Whoever was behind the attack, it’s clear that Amazon needs to do more to ensure that browsing its listings is safe and secure for every user – and it needs to do it quickly. 

It could be that Amazon needs to improve its vetting process for third-party vendors, which could prove a huge undertaking. 

As Moore explains, “vetting employees is difficult to do for any large company but when employees start spilling out into third party vendors it becomes an even bigger management task”.

Difficult or not, a company with the wealth of Amazon should be able to enact change fairly rapidly, particularly if it turns to image recognition software to prevent the uploading of offensive imagery to its listings. 

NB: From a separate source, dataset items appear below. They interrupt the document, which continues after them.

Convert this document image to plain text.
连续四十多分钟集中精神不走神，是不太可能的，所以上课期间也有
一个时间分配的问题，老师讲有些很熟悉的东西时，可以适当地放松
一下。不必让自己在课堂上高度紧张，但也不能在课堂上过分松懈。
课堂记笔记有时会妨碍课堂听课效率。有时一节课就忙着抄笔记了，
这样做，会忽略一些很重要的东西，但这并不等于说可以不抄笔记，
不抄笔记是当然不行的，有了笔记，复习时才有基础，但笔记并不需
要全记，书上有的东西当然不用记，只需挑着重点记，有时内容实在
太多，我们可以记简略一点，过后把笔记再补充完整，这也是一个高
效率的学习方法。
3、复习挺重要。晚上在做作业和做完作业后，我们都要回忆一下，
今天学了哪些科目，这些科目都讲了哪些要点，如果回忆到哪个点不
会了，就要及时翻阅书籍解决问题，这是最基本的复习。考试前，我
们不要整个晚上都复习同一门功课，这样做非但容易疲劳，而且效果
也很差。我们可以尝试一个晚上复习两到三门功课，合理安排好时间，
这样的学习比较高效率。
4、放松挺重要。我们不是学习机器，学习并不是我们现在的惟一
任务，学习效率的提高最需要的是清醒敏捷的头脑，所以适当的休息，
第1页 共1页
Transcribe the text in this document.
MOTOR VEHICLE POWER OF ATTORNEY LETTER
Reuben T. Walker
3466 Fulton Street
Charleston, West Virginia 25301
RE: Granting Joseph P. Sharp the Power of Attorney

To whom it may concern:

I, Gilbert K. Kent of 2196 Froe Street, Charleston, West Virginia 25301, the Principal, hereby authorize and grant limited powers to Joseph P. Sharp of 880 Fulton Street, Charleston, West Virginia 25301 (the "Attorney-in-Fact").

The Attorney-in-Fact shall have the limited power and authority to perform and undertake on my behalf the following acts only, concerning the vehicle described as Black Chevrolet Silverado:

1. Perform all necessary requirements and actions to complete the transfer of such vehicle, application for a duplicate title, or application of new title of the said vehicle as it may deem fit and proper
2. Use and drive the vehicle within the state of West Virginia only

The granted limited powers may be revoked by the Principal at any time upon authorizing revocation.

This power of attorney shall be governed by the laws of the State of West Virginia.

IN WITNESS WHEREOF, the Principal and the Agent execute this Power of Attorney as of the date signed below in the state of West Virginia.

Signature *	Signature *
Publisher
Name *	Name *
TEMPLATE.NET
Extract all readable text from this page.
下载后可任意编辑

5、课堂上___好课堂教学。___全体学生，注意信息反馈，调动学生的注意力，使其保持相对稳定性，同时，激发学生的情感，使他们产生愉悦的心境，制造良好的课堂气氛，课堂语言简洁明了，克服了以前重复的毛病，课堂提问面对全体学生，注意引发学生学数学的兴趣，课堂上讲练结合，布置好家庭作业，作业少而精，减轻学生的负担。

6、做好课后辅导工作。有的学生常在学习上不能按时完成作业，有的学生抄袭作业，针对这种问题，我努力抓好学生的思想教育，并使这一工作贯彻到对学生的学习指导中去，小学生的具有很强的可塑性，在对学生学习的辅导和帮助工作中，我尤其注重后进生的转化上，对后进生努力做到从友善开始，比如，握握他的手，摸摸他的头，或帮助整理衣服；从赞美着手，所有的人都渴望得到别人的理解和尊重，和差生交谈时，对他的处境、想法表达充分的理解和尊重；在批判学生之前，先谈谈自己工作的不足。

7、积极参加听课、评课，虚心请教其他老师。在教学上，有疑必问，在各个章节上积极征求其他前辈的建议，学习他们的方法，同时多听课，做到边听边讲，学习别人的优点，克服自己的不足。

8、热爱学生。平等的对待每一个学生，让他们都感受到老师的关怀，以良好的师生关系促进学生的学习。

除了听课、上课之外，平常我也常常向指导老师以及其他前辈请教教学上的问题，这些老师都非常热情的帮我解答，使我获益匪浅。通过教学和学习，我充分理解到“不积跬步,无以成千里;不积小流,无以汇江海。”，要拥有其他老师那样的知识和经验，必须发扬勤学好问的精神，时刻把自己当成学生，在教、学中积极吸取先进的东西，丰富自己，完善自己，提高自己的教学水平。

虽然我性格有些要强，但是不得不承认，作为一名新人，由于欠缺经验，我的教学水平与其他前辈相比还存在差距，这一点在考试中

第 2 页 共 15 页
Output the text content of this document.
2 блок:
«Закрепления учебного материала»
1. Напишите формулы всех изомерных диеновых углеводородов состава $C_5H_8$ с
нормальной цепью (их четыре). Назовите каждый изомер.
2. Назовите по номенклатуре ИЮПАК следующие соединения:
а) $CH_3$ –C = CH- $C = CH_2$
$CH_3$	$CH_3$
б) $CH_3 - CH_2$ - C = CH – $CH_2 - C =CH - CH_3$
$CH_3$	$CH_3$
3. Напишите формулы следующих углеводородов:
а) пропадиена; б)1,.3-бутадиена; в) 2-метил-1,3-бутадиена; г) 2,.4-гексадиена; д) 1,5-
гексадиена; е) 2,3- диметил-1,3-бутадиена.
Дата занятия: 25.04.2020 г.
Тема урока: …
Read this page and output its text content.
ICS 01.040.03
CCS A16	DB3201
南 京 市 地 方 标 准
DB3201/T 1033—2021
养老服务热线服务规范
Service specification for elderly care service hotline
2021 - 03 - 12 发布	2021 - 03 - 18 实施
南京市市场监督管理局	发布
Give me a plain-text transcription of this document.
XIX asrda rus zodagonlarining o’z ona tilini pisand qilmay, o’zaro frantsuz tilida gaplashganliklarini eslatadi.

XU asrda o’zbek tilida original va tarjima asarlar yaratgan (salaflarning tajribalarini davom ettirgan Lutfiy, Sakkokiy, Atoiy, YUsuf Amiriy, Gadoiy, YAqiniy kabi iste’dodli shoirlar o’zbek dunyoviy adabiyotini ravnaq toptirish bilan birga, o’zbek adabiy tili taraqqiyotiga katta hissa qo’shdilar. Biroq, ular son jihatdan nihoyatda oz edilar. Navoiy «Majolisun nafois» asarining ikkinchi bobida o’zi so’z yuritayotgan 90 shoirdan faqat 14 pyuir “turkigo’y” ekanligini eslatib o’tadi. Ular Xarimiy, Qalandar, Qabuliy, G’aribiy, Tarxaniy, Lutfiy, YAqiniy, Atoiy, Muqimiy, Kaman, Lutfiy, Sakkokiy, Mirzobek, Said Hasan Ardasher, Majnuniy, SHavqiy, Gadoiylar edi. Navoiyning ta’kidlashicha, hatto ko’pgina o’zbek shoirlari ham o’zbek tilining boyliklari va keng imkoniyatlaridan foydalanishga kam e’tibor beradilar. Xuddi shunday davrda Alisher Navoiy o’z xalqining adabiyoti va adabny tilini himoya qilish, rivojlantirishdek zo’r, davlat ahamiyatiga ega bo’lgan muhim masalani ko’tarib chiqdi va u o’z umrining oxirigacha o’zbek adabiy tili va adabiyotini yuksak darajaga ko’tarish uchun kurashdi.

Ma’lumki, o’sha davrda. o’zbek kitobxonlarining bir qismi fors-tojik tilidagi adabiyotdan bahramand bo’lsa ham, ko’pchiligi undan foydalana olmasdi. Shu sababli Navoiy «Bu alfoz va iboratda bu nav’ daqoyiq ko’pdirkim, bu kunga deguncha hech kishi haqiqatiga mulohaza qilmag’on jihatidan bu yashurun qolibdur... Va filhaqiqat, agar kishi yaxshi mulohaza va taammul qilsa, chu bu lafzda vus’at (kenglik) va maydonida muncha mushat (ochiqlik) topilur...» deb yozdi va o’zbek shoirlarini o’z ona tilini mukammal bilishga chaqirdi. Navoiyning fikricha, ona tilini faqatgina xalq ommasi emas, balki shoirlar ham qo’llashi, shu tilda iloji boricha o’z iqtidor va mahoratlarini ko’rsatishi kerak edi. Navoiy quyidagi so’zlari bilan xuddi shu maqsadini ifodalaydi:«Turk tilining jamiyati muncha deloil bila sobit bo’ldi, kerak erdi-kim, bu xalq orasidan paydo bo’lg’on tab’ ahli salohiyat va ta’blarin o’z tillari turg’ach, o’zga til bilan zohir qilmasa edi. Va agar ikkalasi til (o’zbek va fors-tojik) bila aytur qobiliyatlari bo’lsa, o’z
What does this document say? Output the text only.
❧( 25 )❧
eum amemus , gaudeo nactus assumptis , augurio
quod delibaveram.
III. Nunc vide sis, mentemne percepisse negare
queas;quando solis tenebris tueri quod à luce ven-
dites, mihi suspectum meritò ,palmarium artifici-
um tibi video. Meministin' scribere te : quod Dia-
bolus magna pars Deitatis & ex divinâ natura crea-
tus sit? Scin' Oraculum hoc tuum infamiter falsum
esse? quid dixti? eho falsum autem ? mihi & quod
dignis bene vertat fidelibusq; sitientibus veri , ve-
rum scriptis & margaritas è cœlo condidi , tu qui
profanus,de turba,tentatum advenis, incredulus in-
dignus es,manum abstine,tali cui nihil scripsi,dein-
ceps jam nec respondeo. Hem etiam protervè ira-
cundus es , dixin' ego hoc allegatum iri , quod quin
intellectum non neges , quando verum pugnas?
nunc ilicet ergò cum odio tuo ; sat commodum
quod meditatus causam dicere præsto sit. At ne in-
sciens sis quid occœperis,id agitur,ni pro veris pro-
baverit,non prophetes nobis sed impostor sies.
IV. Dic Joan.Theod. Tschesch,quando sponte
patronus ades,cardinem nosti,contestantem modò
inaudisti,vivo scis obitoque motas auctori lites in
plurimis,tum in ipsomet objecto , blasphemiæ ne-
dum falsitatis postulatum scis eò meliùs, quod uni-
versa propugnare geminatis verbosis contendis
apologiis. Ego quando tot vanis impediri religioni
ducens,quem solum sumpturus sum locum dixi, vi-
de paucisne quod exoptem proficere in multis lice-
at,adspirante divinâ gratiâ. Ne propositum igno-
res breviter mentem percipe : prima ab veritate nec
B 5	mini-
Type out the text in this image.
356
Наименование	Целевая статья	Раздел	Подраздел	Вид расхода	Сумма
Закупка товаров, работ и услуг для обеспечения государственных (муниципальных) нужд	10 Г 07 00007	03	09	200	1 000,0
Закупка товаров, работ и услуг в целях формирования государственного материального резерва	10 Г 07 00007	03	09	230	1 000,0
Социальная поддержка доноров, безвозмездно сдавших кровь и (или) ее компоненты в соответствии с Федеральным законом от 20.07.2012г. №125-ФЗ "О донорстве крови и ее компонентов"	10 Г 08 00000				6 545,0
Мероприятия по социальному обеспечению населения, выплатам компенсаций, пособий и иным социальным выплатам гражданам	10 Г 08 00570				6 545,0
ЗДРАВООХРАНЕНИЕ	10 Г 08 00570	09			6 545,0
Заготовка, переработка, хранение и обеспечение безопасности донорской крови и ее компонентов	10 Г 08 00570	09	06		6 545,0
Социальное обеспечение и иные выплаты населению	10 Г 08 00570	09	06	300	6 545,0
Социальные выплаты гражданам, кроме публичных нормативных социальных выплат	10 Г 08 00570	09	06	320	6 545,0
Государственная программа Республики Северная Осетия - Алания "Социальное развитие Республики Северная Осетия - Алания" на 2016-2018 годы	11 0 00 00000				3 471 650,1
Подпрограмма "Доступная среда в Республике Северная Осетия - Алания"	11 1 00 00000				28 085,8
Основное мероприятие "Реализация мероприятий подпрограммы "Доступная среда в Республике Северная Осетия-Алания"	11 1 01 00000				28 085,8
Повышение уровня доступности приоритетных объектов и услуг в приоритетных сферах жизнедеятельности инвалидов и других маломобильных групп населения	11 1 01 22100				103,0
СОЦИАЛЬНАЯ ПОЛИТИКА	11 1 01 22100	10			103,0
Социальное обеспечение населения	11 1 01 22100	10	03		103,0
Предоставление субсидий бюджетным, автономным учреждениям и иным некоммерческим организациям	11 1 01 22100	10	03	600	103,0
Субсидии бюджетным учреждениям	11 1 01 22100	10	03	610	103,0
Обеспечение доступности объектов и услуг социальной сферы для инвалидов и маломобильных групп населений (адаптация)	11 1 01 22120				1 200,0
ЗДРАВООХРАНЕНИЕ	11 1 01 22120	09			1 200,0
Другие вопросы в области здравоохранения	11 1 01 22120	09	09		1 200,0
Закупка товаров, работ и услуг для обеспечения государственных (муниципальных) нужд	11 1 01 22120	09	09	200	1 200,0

It’s likely that Amazon already has something like this in place, and might have image recognition software in place to mitigate the risk of an indecent image being uploaded, but Moore thinks the offensive text was an oversight in the algorithm.

“This is likely to be a big learning curve for the tech giant and won’t be taken lightly.” 

TechRadar has reached out to Amazon, asking how the company intends to prevent this kind of thing happening in the future, however it declined to expand on its previous statement.

“This is likely to be a big learning curve for the tech giant and won’t be taken lightly.”

Jake Moore, Cyber Security Specialist

Waning trust

It’s not the first time that Amazon has come under fire for the way it handles its third-party sellers, some of which have recently been accused of price-gouging – in other words, raising the price of items far beyond what is reasonably fair. 

Price-gouging has become a big problem for the retailer in the wake of the Covid-19 pandemic, with unscrupulous vendors selling products like face masks and hand sanitizer at enormously inflated prices.

For its part, Amazon says it has “zero tolerance” for price-gouging and that it strictly prohibits sellers from “charging excessively high prices of products and shipping”. Even so, the practice continues.

Not only that, but the US recently added five of Amazon’s websites (including Amazon UK) to its “notorious markets” list, citing the presence of counterfeit and pirated goods among genuine listings – something Amazon dismissed as a “purely political act”. 

Politically-motivated or not, Amazon clearly needs to address a number of issues that could undermine its reputation as a trusted online retailer, particularly with Amazon Prime Day reportedly going ahead in September. 

First and foremost however, it needs to ensure that shoppers aren’t subjected to hate speech when they’re simply looking to purchase a new pair of headphones.